Sunday, 7 December 2008

All the fun of the Barnet Christmas fair

The trades council had a stall at Barnet Christmas fair today, happily on the sunny side of the street. It was a good atmosphere in the winter sunshine, with a donkey braying somewhere nearby, displays of morris dancing, and bursts of Elvis (eclectic jumble the English do so well). High Barnet is nowhere near as sniffy as I had thought it would be (I comes from Burnt Oak, don't you know?).

Anyway, enough of this purple prose: the point is, we gave out lots of leaflets and got a great response! Yet more evidence that hardly a soul wants this privatisation plan.

Just say the words 'Barnet Council wants to privatise a lot of the council services' to a random passer-by in Barnet and they will more than likely groan at the idea. We ran out of leaflets and dispatched someone to print some more.

New slogans occur to me all the time: No privatisation without consultation!

I am thinking up some cartoons for the campaign and will get out my felt pens during the week - this campaign needs some pictures. Today we gave out the latest issue of the Barnet trades council newsletter - I can send copies to people if they email - and our latest press release about the Plain English Campaign's verdict on the Future Shape report (see post below).

1 comment:

Citizen Barnet said...

The verdict of the Plain English Campaign is available in blogpost of 4 December. Here is the rest of the text of the press release.

Unions call for better information and more public consultation over Future Shape

We are releasing here an assessment by the Plain English Campaign of the Future Shape report passed at last night’s Barnet council cabinet meeting. The Future Shape report forms the basis for the whole Future Shape project. Its contents deserve to be widely known during the next phase, as the council examines in more detail, and at a cost of £250,000, its proposal for large-scale outsourcing of council services.

This opinion was given on Friday 28 November.
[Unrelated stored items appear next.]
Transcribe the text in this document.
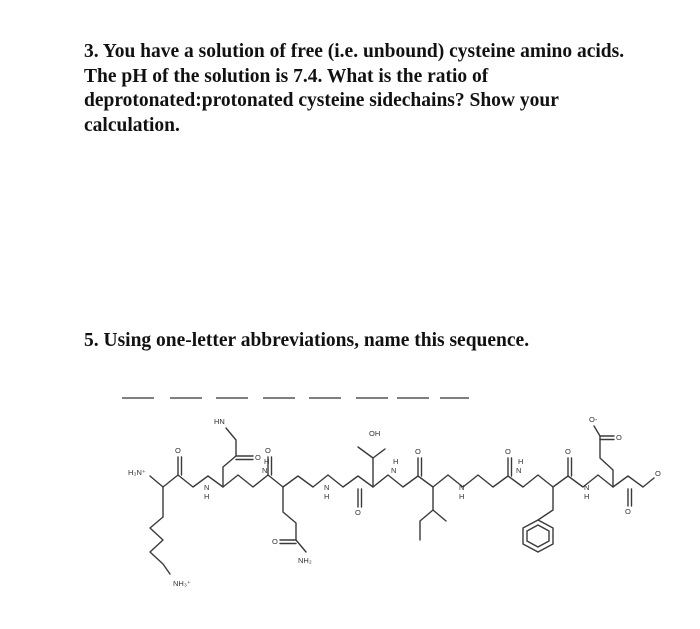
3. You have a solution of free (i.e. unbound) cysteine amino acids. The pH of the solution is 7.4. What is the ratio of deprotonated:protonated cysteine sidechains? Show your calculation.

5. Using one-letter abbreviations, name this sequence.

H₃N⁺
NH₃⁺
HN
NH₂
OH
O-
H N
H N
H N
N H
N H
N H
N H
O	O
O
O	O	O
O
O
O
O
O
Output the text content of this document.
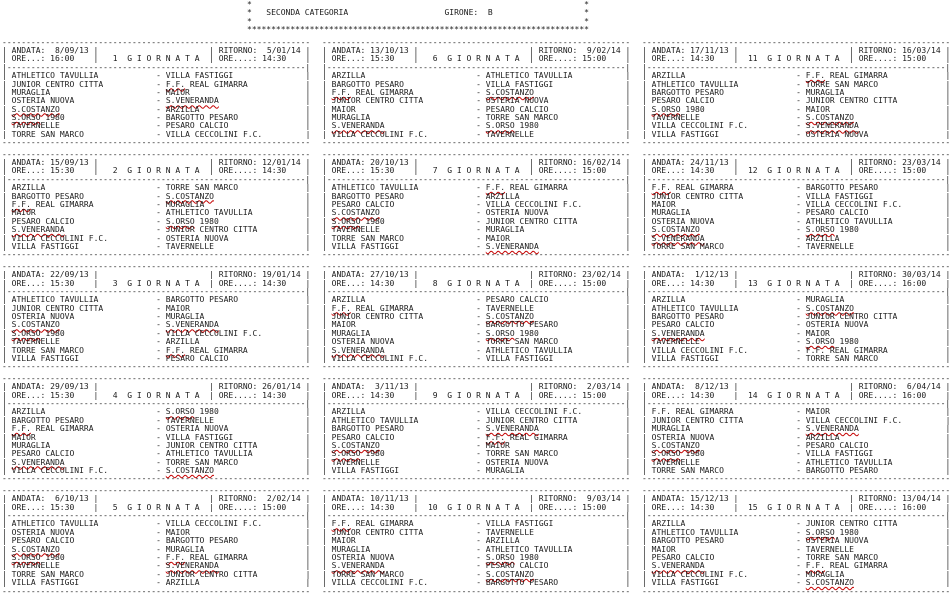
*                                                                     *
*   SECONDA CATEGORIA	GIRONE: B                   *
*                                                                     *
***********************************************************************
----------------------------------------------------------------
| ANDATA:  8/09/13 |                       | RITORNO:  5/01/14 |
| ORE...: 16:00    |   1 G I O R N A T A  | ORE....: 14:30    |
|--------------------------------------------------------------|
| ATHLETICO TAVULLIA	- VILLA FASTIGGI	|
| JUNIOR CENTRO CITTA	- F.F. REAL GIMARRA	|
| MURAGLIA	- MAIOR	|
| OSTERIA NUOVA	- S.VENERANDA	|
| S.COSTANZO	- ARZILLA	|
| S.ORSO 1980	- BARGOTTO PESARO	|
| TAVERNELLE	- PESARO CALCIO	|
| TORRE SAN MARCO	- VILLA CECCOLINI F.C.	|
----------------------------------------------------------------
----------------------------------------------------------------
| ANDATA: 15/09/13 |                       | RITORNO: 12/01/14 |
| ORE...: 15:30    |   2 G I O R N A T A  | ORE....: 14:30    |
|--------------------------------------------------------------|
| ARZILLA	- TORRE SAN MARCO	|
| BARGOTTO PESARO	- S.COSTANZO	|
| F.F. REAL GIMARRA	- MURAGLIA	|
| MAIOR	- ATHLETICO TAVULLIA	|
| PESARO CALCIO	- S.ORSO 1980	|
| S.VENERANDA	- JUNIOR CENTRO CITTA	|
| VILLA CECCOLINI F.C.	- OSTERIA NUOVA	|
| VILLA FASTIGGI	- TAVERNELLE	|
----------------------------------------------------------------
----------------------------------------------------------------
| ANDATA: 22/09/13 |                       | RITORNO: 19/01/14 |
| ORE...: 15:30    |   3 G I O R N A T A  | ORE....: 14:30    |
|--------------------------------------------------------------|
| ATHLETICO TAVULLIA	- BARGOTTO PESARO	|
| JUNIOR CENTRO CITTA	- MAIOR	|
| OSTERIA NUOVA	- MURAGLIA	|
| S.COSTANZO	- S.VENERANDA	|
| S.ORSO 1980	- VILLA CECCOLINI F.C.	|
| TAVERNELLE	- ARZILLA	|
| TORRE SAN MARCO	- F.F. REAL GIMARRA	|
| VILLA FASTIGGI	- PESARO CALCIO	|
----------------------------------------------------------------
----------------------------------------------------------------
| ANDATA: 29/09/13 |                       | RITORNO: 26/01/14 |
| ORE...: 15:30    |   4 G I O R N A T A  | ORE....: 14:30    |
|--------------------------------------------------------------|
| ARZILLA	- S.ORSO 1980	|
| BARGOTTO PESARO	- TAVERNELLE	|
| F.F. REAL GIMARRA	- OSTERIA NUOVA	|
| MAIOR	- VILLA FASTIGGI	|
| MURAGLIA	- JUNIOR CENTRO CITTA	|
| PESARO CALCIO	- ATHLETICO TAVULLIA	|
| S.VENERANDA	- TORRE SAN MARCO	|
| VILLA CECCOLINI F.C.	- S.COSTANZO	|
----------------------------------------------------------------
----------------------------------------------------------------
| ANDATA:  6/10/13 |                       | RITORNO:  2/02/14 |
| ORE...: 15:30    |   5 G I O R N A T A  | ORE....: 15:00    |
|--------------------------------------------------------------|
| ATHLETICO TAVULLIA	- VILLA CECCOLINI F.C.	|
| OSTERIA NUOVA	- MAIOR	|
| PESARO CALCIO	- BARGOTTO PESARO	|
| S.COSTANZO	- MURAGLIA	|
| S.ORSO 1980	- F.F. REAL GIMARRA	|
| TAVERNELLE	- S.VENERANDA	|
| TORRE SAN MARCO	- JUNIOR CENTRO CITTA	|
| VILLA FASTIGGI	- ARZILLA	|
----------------------------------------------------------------
----------------------------------------------------------------
| ANDATA: 13/10/13 |                       | RITORNO:  9/02/14 |
| ORE...: 15:30    |   6 G I O R N A T A  | ORE....: 15:00    |
|--------------------------------------------------------------|
| ARZILLA	- ATHLETICO TAVULLIA	|
| BARGOTTO PESARO	- VILLA FASTIGGI	|
| F.F. REAL GIMARRA	- S.COSTANZO	|
| JUNIOR CENTRO CITTA	- OSTERIA NUOVA	|
| MAIOR	- PESARO CALCIO	|
| MURAGLIA	- TORRE SAN MARCO	|
| S.VENERANDA	- S.ORSO 1980	|
| VILLA CECCOLINI F.C.	- TAVERNELLE	|
----------------------------------------------------------------
----------------------------------------------------------------
| ANDATA: 20/10/13 |                       | RITORNO: 16/02/14 |
| ORE...: 15:30    |   7 G I O R N A T A  | ORE....: 15:00    |
|--------------------------------------------------------------|
| ATHLETICO TAVULLIA	- F.F. REAL GIMARRA	|
| BARGOTTO PESARO	- ARZILLA	|
| PESARO CALCIO	- VILLA CECCOLINI F.C.	|
| S.COSTANZO	- OSTERIA NUOVA	|
| S.ORSO 1980	- JUNIOR CENTRO CITTA	|
| TAVERNELLE	- MURAGLIA	|
| TORRE SAN MARCO	- MAIOR	|
| VILLA FASTIGGI	- S.VENERANDA	|
----------------------------------------------------------------
----------------------------------------------------------------
| ANDATA: 27/10/13 |                       | RITORNO: 23/02/14 |
| ORE...: 14:30    |   8 G I O R N A T A  | ORE....: 15:00    |
|--------------------------------------------------------------|
| ARZILLA	- PESARO CALCIO	|
| F.F. REAL GIMARRA	- TAVERNELLE	|
| JUNIOR CENTRO CITTA	- S.COSTANZO	|
| MAIOR	- BARGOTTO PESARO	|
| MURAGLIA	- S.ORSO 1980	|
| OSTERIA NUOVA	- TORRE SAN MARCO	|
| S.VENERANDA	- ATHLETICO TAVULLIA	|
| VILLA CECCOLINI F.C.	- VILLA FASTIGGI	|
----------------------------------------------------------------
----------------------------------------------------------------
| ANDATA:  3/11/13 |                       | RITORNO:  2/03/14 |
| ORE...: 14:30    |   9 G I O R N A T A  | ORE....: 15:00    |
|--------------------------------------------------------------|
| ARZILLA	- VILLA CECCOLINI F.C.	|
| ATHLETICO TAVULLIA	- JUNIOR CENTRO CITTA	|
| BARGOTTO PESARO	- S.VENERANDA	|
| PESARO CALCIO	- F.F. REAL GIMARRA	|
| S.COSTANZO	- MAIOR	|
| S.ORSO 1980	- TORRE SAN MARCO	|
| TAVERNELLE	- OSTERIA NUOVA	|
| VILLA FASTIGGI	- MURAGLIA	|
----------------------------------------------------------------
----------------------------------------------------------------
| ANDATA: 10/11/13 |                       | RITORNO:  9/03/14 |
| ORE...: 14:30    |  10 G I O R N A T A  | ORE....: 15:00    |
|--------------------------------------------------------------|
| F.F. REAL GIMARRA	- VILLA FASTIGGI	|
| JUNIOR CENTRO CITTA	- TAVERNELLE	|
| MAIOR	- ARZILLA	|
| MURAGLIA	- ATHLETICO TAVULLIA	|
| OSTERIA NUOVA	- S.ORSO 1980	|
| S.VENERANDA	- PESARO CALCIO	|
| TORRE SAN MARCO	- S.COSTANZO	|
| VILLA CECCOLINI F.C.	- BARGOTTO PESARO	|
----------------------------------------------------------------
----------------------------------------------------------------
| ANDATA: 17/11/13 |                       | RITORNO: 16/03/14 |
| ORE...: 14:30    |  11 G I O R N A T A  | ORE....: 15:00    |
|--------------------------------------------------------------|
| ARZILLA	- F.F. REAL GIMARRA	|
| ATHLETICO TAVULLIA	- TORRE SAN MARCO	|
| BARGOTTO PESARO	- MURAGLIA	|
| PESARO CALCIO	- JUNIOR CENTRO CITTA	|
| S.ORSO 1980	- MAIOR	|
| TAVERNELLE	- S.COSTANZO	|
| VILLA CECCOLINI F.C.	- S.VENERANDA	|
| VILLA FASTIGGI	- OSTERIA NUOVA	|
----------------------------------------------------------------
----------------------------------------------------------------
| ANDATA: 24/11/13 |                       | RITORNO: 23/03/14 |
| ORE...: 14:30    |  12 G I O R N A T A  | ORE....: 15:00    |
|--------------------------------------------------------------|
| F.F. REAL GIMARRA	- BARGOTTO PESARO	|
| JUNIOR CENTRO CITTA	- VILLA FASTIGGI	|
| MAIOR	- VILLA CECCOLINI F.C.	|
| MURAGLIA	- PESARO CALCIO	|
| OSTERIA NUOVA	- ATHLETICO TAVULLIA	|
| S.COSTANZO	- S.ORSO 1980	|
| S.VENERANDA	- ARZILLA	|
| TORRE SAN MARCO	- TAVERNELLE	|
----------------------------------------------------------------
----------------------------------------------------------------
| ANDATA:  1/12/13 |                       | RITORNO: 30/03/14 |
| ORE...: 14:30    |  13 G I O R N A T A  | ORE....: 16:00    |
|--------------------------------------------------------------|
| ARZILLA	- MURAGLIA	|
| ATHLETICO TAVULLIA	- S.COSTANZO	|
| BARGOTTO PESARO	- JUNIOR CENTRO CITTA	|
| PESARO CALCIO	- OSTERIA NUOVA	|
| S.VENERANDA	- MAIOR	|
| TAVERNELLE	- S.ORSO 1980	|
| VILLA CECCOLINI F.C.	- F.F. REAL GIMARRA	|
| VILLA FASTIGGI	- TORRE SAN MARCO	|
----------------------------------------------------------------
----------------------------------------------------------------
| ANDATA:  8/12/13 |                       | RITORNO:  6/04/14 |
| ORE...: 14:30    |  14 G I O R N A T A  | ORE....: 16:00    |
|--------------------------------------------------------------|
| F.F. REAL GIMARRA	- MAIOR	|
| JUNIOR CENTRO CITTA	- VILLA CECCOLINI F.C.	|
| MURAGLIA	- S.VENERANDA	|
| OSTERIA NUOVA	- ARZILLA	|
| S.COSTANZO	- PESARO CALCIO	|
| S.ORSO 1980	- VILLA FASTIGGI	|
| TAVERNELLE	- ATHLETICO TAVULLIA	|
| TORRE SAN MARCO	- BARGOTTO PESARO	|
----------------------------------------------------------------
----------------------------------------------------------------
| ANDATA: 15/12/13 |                       | RITORNO: 13/04/14 |
| ORE...: 14:30    |  15 G I O R N A T A  | ORE....: 16:00    |
|--------------------------------------------------------------|
| ARZILLA	- JUNIOR CENTRO CITTA	|
| ATHLETICO TAVULLIA	- S.ORSO 1980	|
| BARGOTTO PESARO	- OSTERIA NUOVA	|
| MAIOR	- TAVERNELLE	|
| PESARO CALCIO	- TORRE SAN MARCO	|
| S.VENERANDA	- F.F. REAL GIMARRA	|
| VILLA CECCOLINI F.C.	- MURAGLIA	|
| VILLA FASTIGGI	- S.COSTANZO	|
----------------------------------------------------------------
We held back from making it widely known at the request of the Plain English Campaign, because they wanted to give Richard Grice, Future Shape Programme Director, a chance to respond, but up until now he has not responded. We ask: does he appreciate the importance of producing documents that Barnet residents can understand, especially when such drastic changes are being proposed?

Arising from last night’s meeting, we have further worries about the quality of Barnet’s democracy. Six concerned residents had tabled questions about Future Shape to last night’s public Cabinet meeting. Council leader Mike Freer answered the questions of three of the residents who were there in person, and three more residents should receive written responses in the next few days. But he displayed complacency about the need to inform and consult more widely with residents about Future Shape, saying they could find out about it if they wanted to through the usual channels.

In the face of proposed massive change to the way the council is organised, we do not think it is good enough for the administration to pretend it is business as usual. The usual channels, the usual byzantine methods for the public to get information about and express their opinion on council matters, is not enough where Future Shape is concerned. It makes a mockery of the notion of local democracy and accountability to pretend otherwise.

The trades council and council unions will be working in the next few months to bring Future Shape to the attention of the public and get their opinion on it: if the administration will not, we will.